We cannot escape the fact that wildlife is being slaughtered by poachers, mainly to satisfy the demands of people in Asia and the East. Most poaching incursions are via Mozambique:

* Rhino are slaughtered for their horn.

* Elephant are slaughtered for their ivory.

* Lion are slaughtered for their bones.

Despite the commendable efforts to fight poaching by individuals and conservation groups, we do not appear to be making significant gains against poachers and the syndicates controlling them. Greater effort is, therefore, required by the government.

It would appear that the poacher organisations are always one step ahead and that there is not enough commitment by our government to win the war. There is a feeling among a large number of people that the authorities simply do not have the will or commitment to rectify the crisis.

The following are some suggestions that the government could initiate or develop more fully:

* Clandestine operations into adjoining areas, particularly along the borders of the parks and reserves. If well-executed, the intelligence thus gained could lead to many successes in establishing who the poachers are and who they work for.

* Trade sanctions against Mozambique until it implements the necessary controls and measures to stop the action of poachers and the movement of animal products through the country.

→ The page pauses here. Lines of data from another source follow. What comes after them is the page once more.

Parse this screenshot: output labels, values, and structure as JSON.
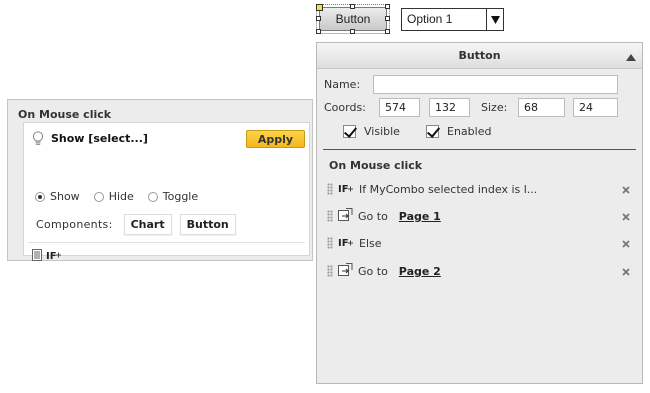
{
  "canvas": {
    "button_label": "Button",
    "combo_value": "Option 1"
  },
  "left_panel": {
    "header": "On Mouse click",
    "action_title": "Show [select...]",
    "apply_label": "Apply",
    "radios": [
      {
        "label": "Show",
        "checked": true
      },
      {
        "label": "Hide",
        "checked": false
      },
      {
        "label": "Toggle",
        "checked": false
      }
    ],
    "components_label": "Components:",
    "components": [
      "Chart",
      "Button"
    ]
  },
  "props_panel": {
    "title": "Button",
    "name_label": "Name:",
    "name_value": "",
    "coords_label": "Coords:",
    "x": "574",
    "y": "132",
    "size_label": "Size:",
    "width": "68",
    "height": "24",
    "visible_label": "Visible",
    "visible_checked": true,
    "enabled_label": "Enabled",
    "enabled_checked": true,
    "section_title": "On Mouse click",
    "actions": [
      {
        "icon": "if-icon",
        "text": "If MyCombo selected index is l...",
        "link": ""
      },
      {
        "icon": "goto-page-icon",
        "text": "Go to",
        "link": "Page 1"
      },
      {
        "icon": "if-icon",
        "text": "Else",
        "link": ""
      },
      {
        "icon": "goto-page-icon",
        "text": "Go to",
        "link": "Page 2"
      }
    ]
  }
}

* Better linkages and integration with bordering communities so that they benefit from “ownership” of the natural resources. Dr Bandile Mkhize (KwaZulu-Natal Ezemvelo-Wildlife) has spoken about the role of “community warriors” in this regard, but it is doubtful that there is adequate management to effectively link such “community warriors” to the authorities so that action can be taken.

* Improve the internal management systems within our parks to minimise the existing opportunities that enable poaching to continue with relative ease.

Surely man, with his substantial knowledge and extensive resources, must be capable of preventing extinction?

* Ian Bales-Smith is a Durban-based consultant, tourism guide and regular visitor to several game parks and nature reserves in southern Africa.

** The views expressed here are not necessarily those of Independent Newspapers.